Car, ne soyons pas dupes, la transition énergétique n’a jamais été basée sur une préoccupation pour le climat et l’environnement : le contexte est de maintenir le système économique actuel en utilisant les sources d’énergie nécessaires ; et si les énergies renouvelables peinent à sauvegarder le système, alors le nucléaire est bon, et pourquoi pas le charbon sauf que celui-ci provient à plus de 45 % de Russie. La Commission européenne tente malgré tout de donner un élan désespéré aux énergies renouvelables en utilisant notamment les fonds NextGenerationEU pour sauver le capitalisme dans le cadre de la croissance verte, même si cela risque d’être vain, surtout quand on sait que la mise en œuvre des énergies renouvelables utilisées pour l’électrification dépend en majeure partie de l’intensification de l’industrie minière pour des matériaux aux ressources limitées, comme déjà évoqué dans mon post de janvier 2022.
Attention aux semaines à venir, car bientôt on risque de parler de rationnement. Il sera intéressant de voir comment c’est compatible ou censé l’être avec le marché dit libre. Un tel rationnement n’a rien à voir avec une sobriété libre et choisie et, encore moins, avec une décroissance démocratiquement décidée, indispensables pour tenter d’échapper à ce chaos ou tout au moins d’en atténuer les effets.

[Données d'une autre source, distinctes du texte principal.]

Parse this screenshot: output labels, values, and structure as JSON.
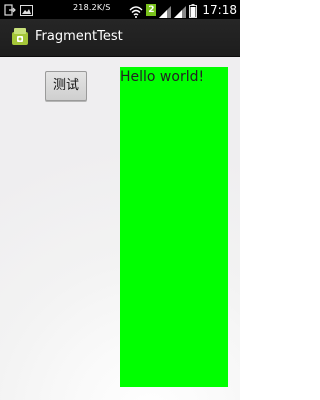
{
  "status_bar": {
    "network_speed": "218.2K/S",
    "network_badge": "2",
    "clock": "17:18",
    "icons_left": [
      "usb-icon",
      "image-icon"
    ],
    "icons_right": [
      "wifi-icon",
      "signal-icon",
      "signal-icon",
      "battery-icon"
    ]
  },
  "action_bar": {
    "app_icon": "android-app-icon",
    "title": "FragmentTest"
  },
  "content": {
    "button_label": "测试",
    "fragment_text": "Hello world!",
    "fragment_color": "#00ff00"
  }
}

Et Belle-Île dans tout ce chaos ?

Et bien, on va lui coller un champ d’éoliennes bien visible au large, dont elle ne profitera même pas de la production. Que ce projet soit reporté plus loin au large ne change guère à l’affaire, à savoir que ce projet imposé par le haut n’a rien de citoyen, et ne participe en rien à la sobriété énergétique.
Le diesel vaut déjà environ 2,40 € le litre, et encore il bénéficie pour quelques semaines d’une petite remise par l’État, et l’essence avoisine les 2,20 € le litre… A revoir en février 2023, après l’arrêt des importations de diesel et autres produits pétroliers en provenance directe de Russie.
Les avions continueront à voler à basse altitude pour satisfaire les caprices de quelques hommes d’affaires ou touristes fortunés…
Et on va lui coller quelques antennes 5 G supplémentaires, y compris dans les clochers des églises comme à Bangor, ou à Loqueltas, en attendant d’autres endroits : il faut bien surveiller les citoyens et les conduire vers les objets connectés et ce, dès la prime enfance, avec des écrans fabriqués en Chine ou ailleurs dans le Tiers Monde. Et puis à quoi bon culpabiliser si des enfants d’Asie ou d’Afrique se chargent de « trier » les déchets électroniques dans des décharges gigantesques au nom de la prétendue économie circulaire (+ de 53 millions de tonnes de téléphones, ordinateurs, téléviseurs, caméras et autres gadgets ont été mis au rebut en 2021*).
Et surtout ne pas oublier la bagnole électrique, le lithium on ira le chercher en Allier, ou mieux en Amérique du Sud (Chili, Argentine, Bolivie) car les salaires et les normes environnementales y sont bien plus bas.
Certes, quelques rayons de supermarchés peuvent apparaître un peu vides en ce moment, mais ce n’est pas grave et de toute manière Belle-Île est aussi efficace en autonomie alimentaire que bien des grandes villes, n’est-ce-pas ? Et puis certains matériaux tardent à venir, c’est normal il y a de véritables océans à traverser depuis la Chine et la traversée depuis Quiberon allonge le trajet.
Mais bon, « nous sommes des privilégiés » : phrase souvent entendue dans les marchés et ailleurs, alors que la pendule continue inlassablement de faire tic-tac-tic-tac avec ou sans QR code.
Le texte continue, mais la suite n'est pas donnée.